The package also includes support under the Affirmative Finance Action for Women in Africa (AFAWA) initiative. This aspect of the programme will help women-owned and women-led businesses gain better access to finance, markets, and business opportunities.
The African Development Bank said the long-term impact of the intervention is expected to include job creation, increased exports, higher tax revenues, and reduced pressure on foreign exchange through import substitution.
The initiative is also expected to help strengthen key sectors of Nigeria’s economy and contribute more to the country’s Gross Domestic Product (GDP), while supporting a more inclusive and climate-resilient economy.
Speaking on the approval, the Director General of the African Development Bank Group for Nigeria, Abdul Kamara, said the financing shows the bank’s commitment to supporting private sector growth and industrial expansion in Nigeria.

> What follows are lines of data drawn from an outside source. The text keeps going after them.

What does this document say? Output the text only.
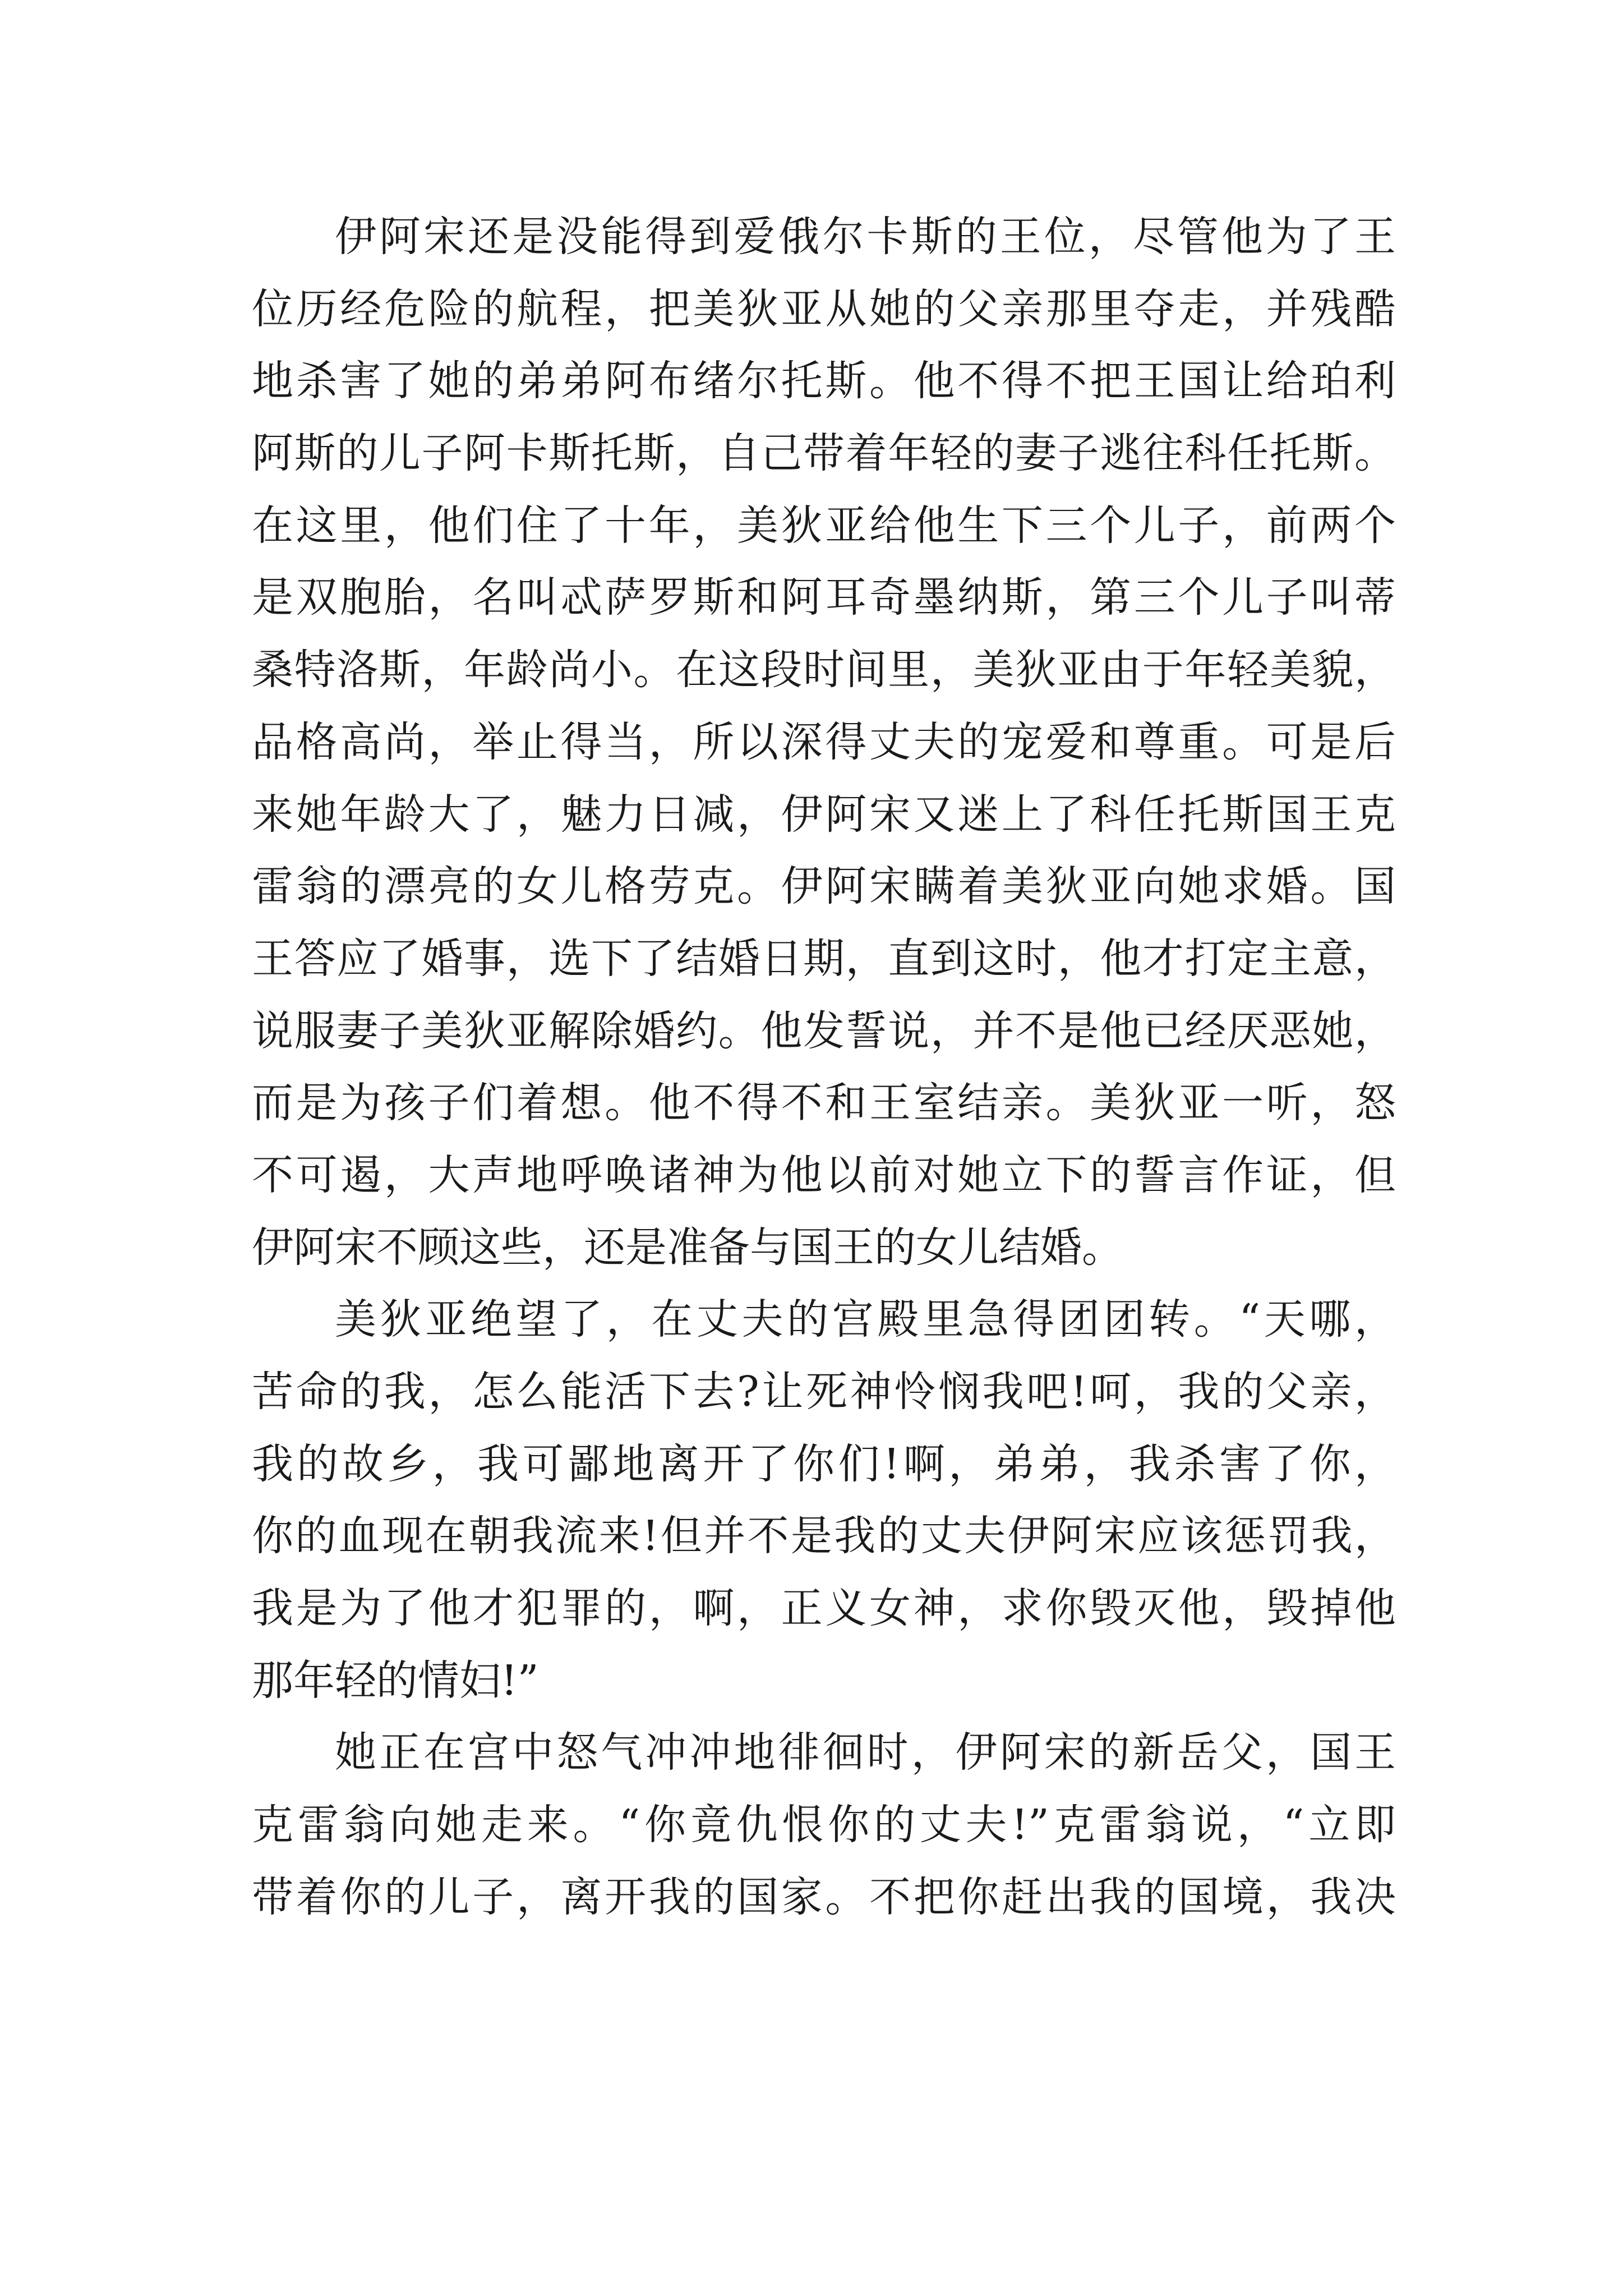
伊阿宋还是没能得到爱俄尔卡斯的王位，尽管他为了王
位历经危险的航程，把美狄亚从她的父亲那里夺走，并残酷
地杀害了她的弟弟阿布绪尔托斯。他不得不把王国让给珀利
阿斯的儿子阿卡斯托斯，自己带着年轻的妻子逃往科任托斯。
在这里，他们住了十年，美狄亚给他生下三个儿子，前两个
是双胞胎，名叫忒萨罗斯和阿耳奇墨纳斯，第三个儿子叫蒂
桑特洛斯，年龄尚小。在这段时间里，美狄亚由于年轻美貌，
品格高尚，举止得当，所以深得丈夫的宠爱和尊重。可是后
来她年龄大了，魅力日减，伊阿宋又迷上了科任托斯国王克
雷翁的漂亮的女儿格劳克。伊阿宋瞒着美狄亚向她求婚。国
王答应了婚事，选下了结婚日期，直到这时，他才打定主意，
说服妻子美狄亚解除婚约。他发誓说，并不是他已经厌恶她，
而是为孩子们着想。他不得不和王室结亲。美狄亚一听，怒
不可遏，大声地呼唤诸神为他以前对她立下的誓言作证，但
伊阿宋不顾这些，还是准备与国王的女儿结婚。
美狄亚绝望了，在丈夫的宫殿里急得团团转。“天哪，
苦命的我，怎么能活下去?让死神怜悯我吧!呵，我的父亲，
我的故乡，我可鄙地离开了你们!啊，弟弟，我杀害了你，
你的血现在朝我流来!但并不是我的丈夫伊阿宋应该惩罚我，
我是为了他才犯罪的，啊，正义女神，求你毁灭他，毁掉他
那年轻的情妇!”
她正在宫中怒气冲冲地徘徊时，伊阿宋的新岳父，国王
克雷翁向她走来。“你竟仇恨你的丈夫!”克雷翁说，“立即
带着你的儿子，离开我的国家。不把你赶出我的国境，我决
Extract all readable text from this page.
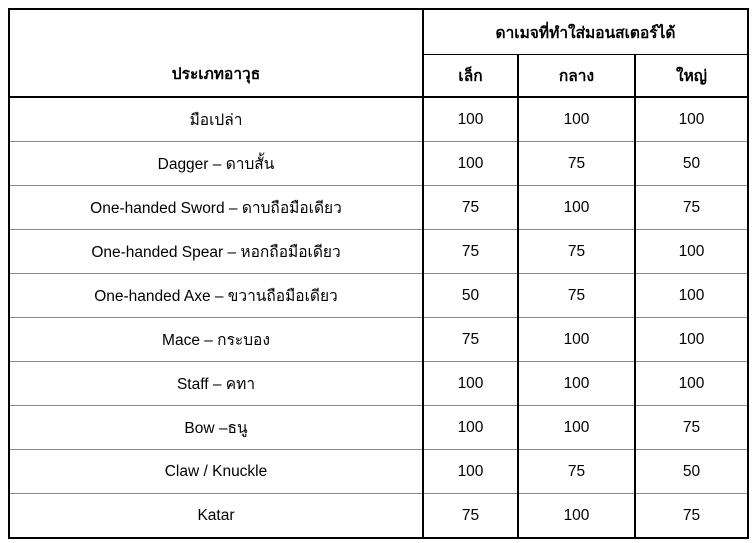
ประเภทอาวุธ	ดาเมจที่ทำใส่มอนสเตอร์ได้		
	เล็ก	กลาง	ใหญ่
มือเปล่า	100	100	100
Dagger – ดาบสั้น	100	75	50
One-handed Sword – ดาบถือมือเดียว	75	100	75
One-handed Spear – หอกถือมือเดียว	75	75	100
One-handed Axe – ขวานถือมือเดียว	50	75	100
Mace – กระบอง	75	100	100
Staff – คทา	100	100	100
Bow –ธนู	100	100	75
Claw / Knuckle	100	75	50
Katar	75	100	75
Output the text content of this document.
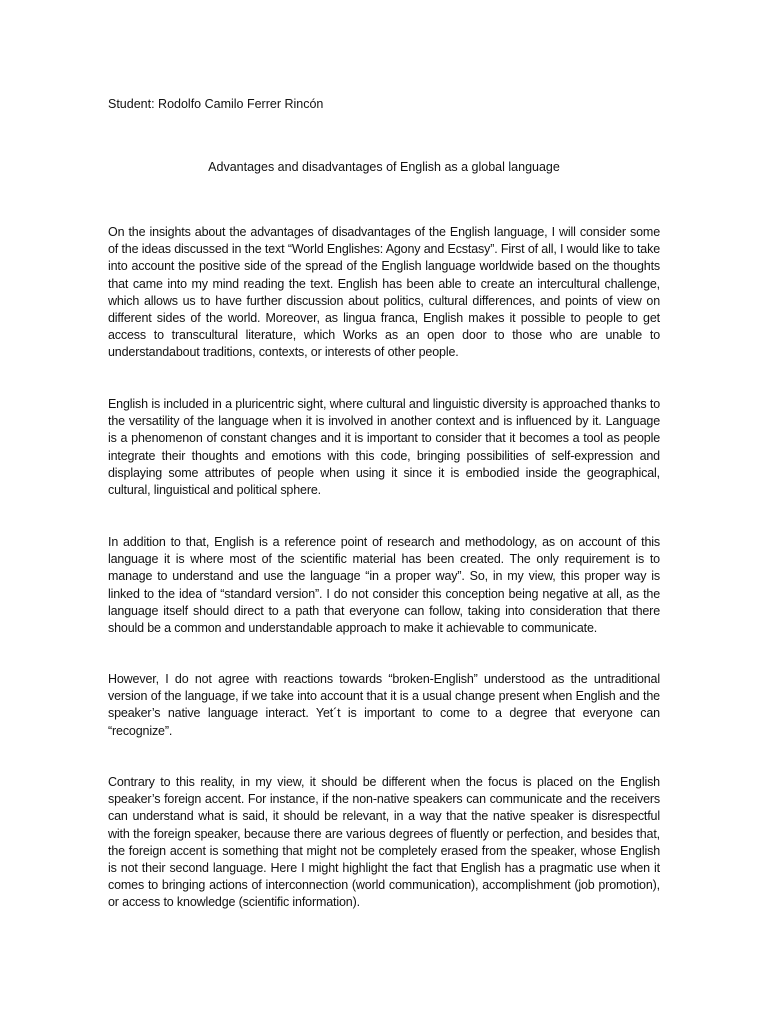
Student: Rodolfo Camilo Ferrer Rincón
Advantages and disadvantages of English as a global language

On the insights about the advantages of disadvantages of the English language, I will consider some of the ideas discussed in the text “World Englishes: Agony and Ecstasy”. First of all, I would like to take into account the positive side of the spread of the English language worldwide based on the thoughts that came into my mind reading the text. English has been able to create an intercultural challenge, which allows us to have further discussion about politics, cultural differences, and points of view on different sides of the world. Moreover, as lingua franca, English makes it possible to people to get access to transcultural literature, which Works as an open door to those who are unable to understandabout traditions, contexts, or interests of other people.

English is included in a pluricentric sight, where cultural and linguistic diversity is approached thanks to the versatility of the language when it is involved in another context and is influenced by it. Language is a phenomenon of constant changes and it is important to consider that it becomes a tool as people integrate their thoughts and emotions with this code, bringing possibilities of self-expression and displaying some attributes of people when using it since it is embodied inside the geographical, cultural, linguistical and political sphere.

In addition to that, English is a reference point of research and methodology, as on account of this language it is where most of the scientific material has been created. The only requirement is to manage to understand and use the language “in a proper way”. So, in my view, this proper way is linked to the idea of “standard version”. I do not consider this conception being negative at all, as the language itself should direct to a path that everyone can follow, taking into consideration that there should be a common and understandable approach to make it achievable to communicate.

However, I do not agree with reactions towards “broken-English” understood as the untraditional version of the language, if we take into account that it is a usual change present when English and the speaker’s native language interact. Yet´t is important to come to a degree that everyone can “recognize”.

Contrary to this reality, in my view, it should be different when the focus is placed on the English speaker’s foreign accent. For instance, if the non-native speakers can communicate and the receivers can understand what is said, it should be relevant, in a way that the native speaker is disrespectful with the foreign speaker, because there are various degrees of fluently or perfection, and besides that, the foreign accent is something that might not be completely erased from the speaker, whose English is not their second language. Here I might highlight the fact that English has a pragmatic use when it comes to bringing actions of interconnection (world communication), accomplishment (job promotion), or access to knowledge (scientific information).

He explained that many Nigerian businesses require long-term capital that commercial banks often struggle to provide. According to him, development finance institutions are meant to fill that gap by supporting sectors critical to economic growth.
Kamara added that the funding would help empower SMEs, women entrepreneurs, and young business owners who are playing important roles in Nigeria’s industrial and economic development.
The Managing Director and Chief Executive Officer of the Bank of Industry, Olasupo Olusi, described the financing as another milestone in BOI’s partnership with the African Development Bank.
He noted that BOI successfully repaid a previous $100 million credit facility in 2025 and expressed appreciation for the continued confidence shown in the institution.
Olusi said BOI remains committed to ensuring the new financing translates into real economic opportunities, job creation, and inclusive growth across Nigeria.